The default allocation policies for the HotSpot VM are long/double, int/float, short/char, byte/ Boolean, and Ordinary Object Pointers (OOP). The types separated by/are sorted in the order defined. As you can see from the allocation strategy, fields of the same width are always assigned together. In addition, references to basic types are used for memory reordering to optimize space usage. That is, if the object header occupies 12bytes, a type less than or equal to 4bytes will be selected to fill up the 4bytes space.
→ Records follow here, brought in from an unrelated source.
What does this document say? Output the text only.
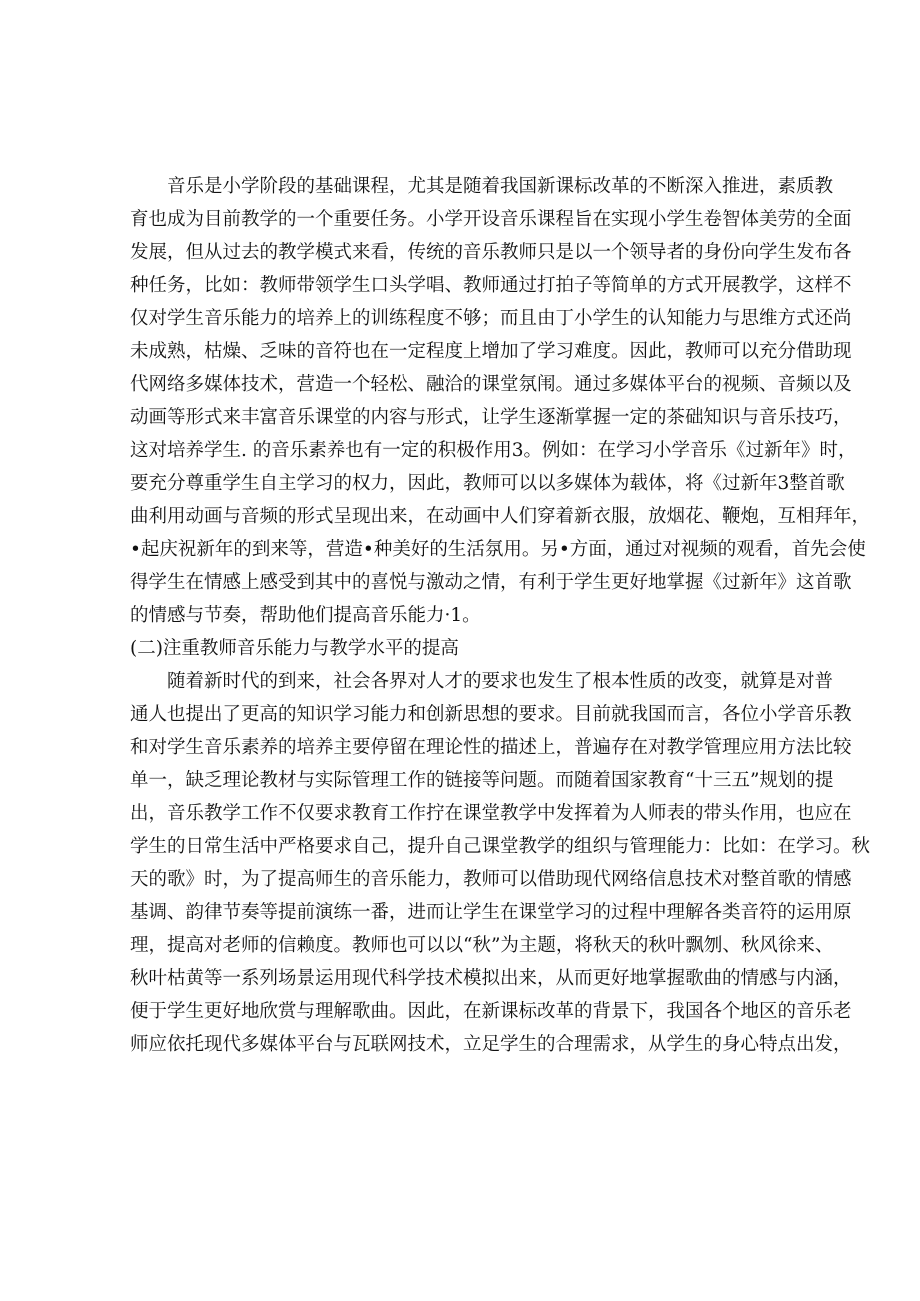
音乐是小学阶段的基础课程，尤其是随着我国新课标改革的不断深入推进，素质教
育也成为目前教学的一个重要任务。小学开设音乐课程旨在实现小学生卷智体美劳的全面
发展，但从过去的教学模式来看，传统的音乐教师只是以一个领导者的身份向学生发布各
种任务，比如：教师带领学生口头学唱、教师通过打拍子等简单的方式开展教学，这样不
仅对学生音乐能力的培养上的训练程度不够；而且由丁小学生的认知能力与思维方式还尚
未成熟，枯燥、乏味的音符也在一定程度上增加了学习难度。因此，教师可以充分借助现
代网络多媒体技术，营造一个轻松、融洽的课堂氛闱。通过多媒体平台的视频、音频以及
动画等形式来丰富音乐课堂的内容与形式，让学生逐渐掌握一定的茶础知识与音乐技巧，
这对培养学生. 的音乐素养也有一定的积极作用3。例如：在学习小学音乐《过新年》时，
要充分尊重学生自主学习的权力，因此，教师可以以多媒体为载体，将《过新年3整首歌
曲利用动画与音频的形式呈现出来，在动画中人们穿着新衣服，放烟花、鞭炮，互相拜年，
•起庆祝新年的到来等，营造•种美好的生活氛用。另•方面，通过对视频的观看，首先会使
得学生在情感上感受到其中的喜悦与激动之情，有利于学生更好地掌握《过新年》这首歌
的情感与节奏，帮助他们提高音乐能力·1。
(二)注重教师音乐能力与教学水平的提高
随着新时代的到来，社会各界对人才的要求也发生了根本性质的改变，就算是对普
通人也提出了更高的知识学习能力和创新思想的要求。目前就我国而言，各位小学音乐教
和对学生音乐素养的培养主要停留在理论性的描述上，普遍存在对教学管理应用方法比较
单一，缺乏理论教材与实际管理工作的链接等问题。而随着国家教育“十三五”规划的提
出，音乐教学工作不仅要求教育工作拧在课堂教学中发挥着为人师表的带头作用，也应在
学生的日常生活中严格要求自己，提升自己课堂教学的组织与管理能力：比如：在学习。秋
天的歌》时，为了提高师生的音乐能力，教师可以借助现代网络信息技术对整首歌的情感
基调、韵律节奏等提前演练一番，进而让学生在课堂学习的过程中理解各类音符的运用原
理，提高对老师的信赖度。教师也可以以“秋”为主题，将秋天的秋叶飘刎、秋风徐来、
秋叶枯黄等一系列场景运用现代科学技术模拟出来，从而更好地掌握歌曲的情感与内涵，
便于学生更好地欣赏与理解歌曲。因此，在新课标改革的背景下，我国各个地区的音乐老
师应依托现代多媒体平台与瓦联网技术，立足学生的合理需求，从学生的身心特点出发，
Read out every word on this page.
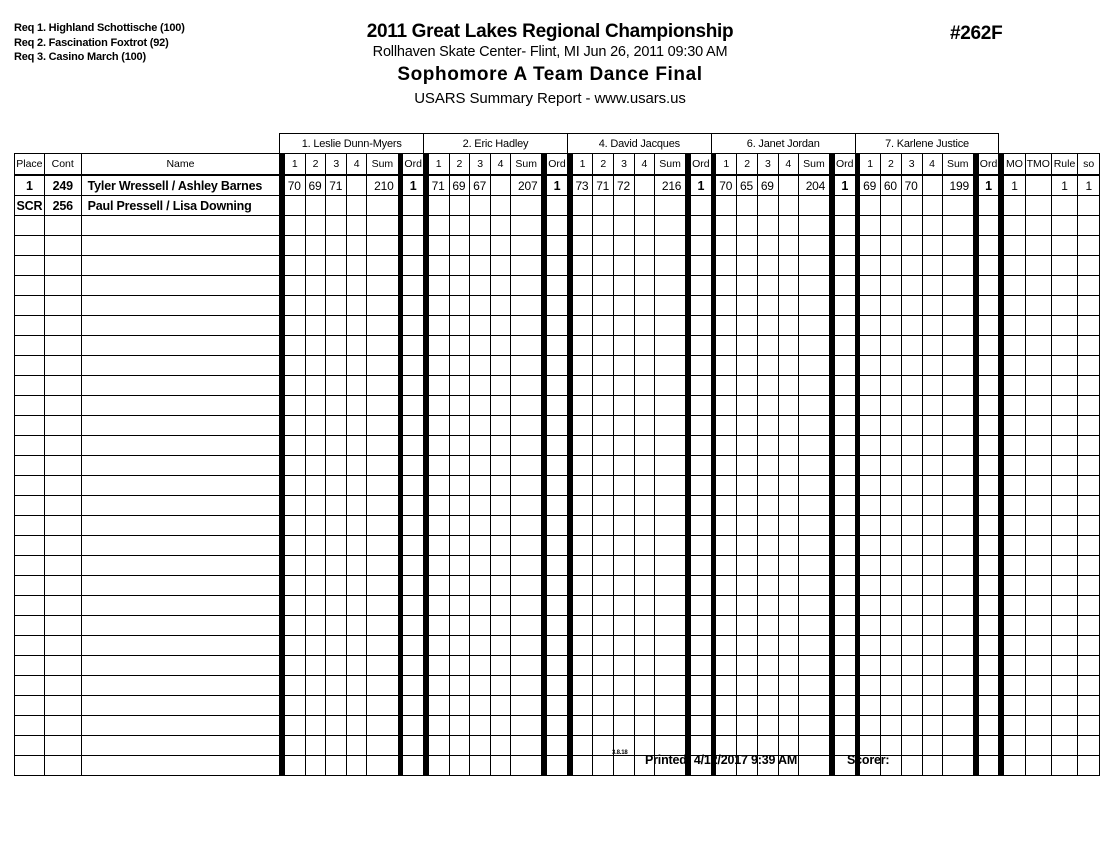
Req 1. Highland Schottische (100)
Req 2. Fascination Foxtrot (92)
Req 3. Casino March (100)
2011 Great Lakes Regional Championship
Rollhaven Skate Center- Flint, MI Jun 26, 2011 09:30 AM
Sophomore A Team Dance Final
USARS Summary Report - www.usars.us
#262F
			1. Leslie Dunn-Myers								2. Eric Hadley								4. David Jacques								6. Janet Jordan								7. Karlene Justice												
Place	Cont	Name		1	2	3	4	Sum		Ord		1	2	3	4	Sum		Ord		1	2	3	4	Sum		Ord		1	2	3	4	Sum		Ord		1	2	3	4	Sum		Ord		MO	TMO	Rule	so
1	249	Tyler Wressell / Ashley Barnes		70	69	71		210		1		71	69	67		207		1		73	71	72		216		1		70	65	69		204		1		69	60	70		199		1		1		1	1
SCR	256	Paul Pressell / Lisa Downing																																													

3.8.18 Printed: 4/12/2017 9:39 AM	Scorer:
The pointer to the basic type is populated in steps of 4bytes between it and the reference type, and is finally populated in steps of 8bytes after the instance data has been populated.

A variable defined in a parent class precedes a subclass if the above conditions are met. If the CompactFields parameter is true(the default is true), narrower variables in the subclass may also be inserted into the gap between the parent class variables.

Test cases are as follows:

public class A {
    long l;
    String s1;
    String s2;
    String s3;
    byte i;
}
public class JolOrder extends A {
    String s;
    long l;
    double d;
    int i;
    short sh;
    boolean bo;
    char c;
    byte b;
    float f;
}
@Test
public void test3(a) {
    System.out.println(ClassLayout.parseInstance(new JolOrder()).toPrintable());
}
Copy the code

The native test results are as follows, with a final use of 72bytes. Did you guess correctly?

4 Locating objects

Objects are created to use objects, and our Java program needs reference data on the stack to manipulate specific objects on the heap. Since the Java Virtual Machine specification only specifies a reference to an object, it does not define how the reference should locate and access the object in the heap, so object access is implementation-dependent.

At present, there are two main access methods: handle and direct pointer.

4.1 Using a Handle

If handle access is used, the Java heap will allocate a chunk of memory as a handle pool. Reference stores the handle address of the object, and the handle contains the specific address information of the instance data and the type data respectively.

The diagram below:

4.2 Direct Pointer

If direct pointer access is used, then the layout of the Java heap object must consider how to place the information related to accessing the type data, and the direct stored in Reference is the object address, which is stored in the klass of the opposite header.

The diagram below:

4.3 Comparison of the two methods

These two methods of object access have their own advantages. The biggest advantage of using handles for access is that reference stores a stable handle address, and only changes the instance data pointer in the handle when the object is moved (which is a very common behavior in garbage collection). Reference itself does not need to be modified.

The biggest benefit of using direct pointer access is that it is faster. It saves the time cost of a pointer location, and since objects are accessed very frequently in Java, this overhead can add up to a very significant execution cost. The HotSpot VIRTUAL machine uses direct Pointers for object access, but across the software development spectrum, it is common for languages and frameworks to use handles to access objects.

Related articles:

  1. In-depth Understanding of the Java Virtual Machine
  2. Java Virtual Machine Specification

If you need to communicate, or the article is wrong, please leave a message directly. In addition, I hope to like, collect, pay attention to, I will continue to update a variety of Java learning blog!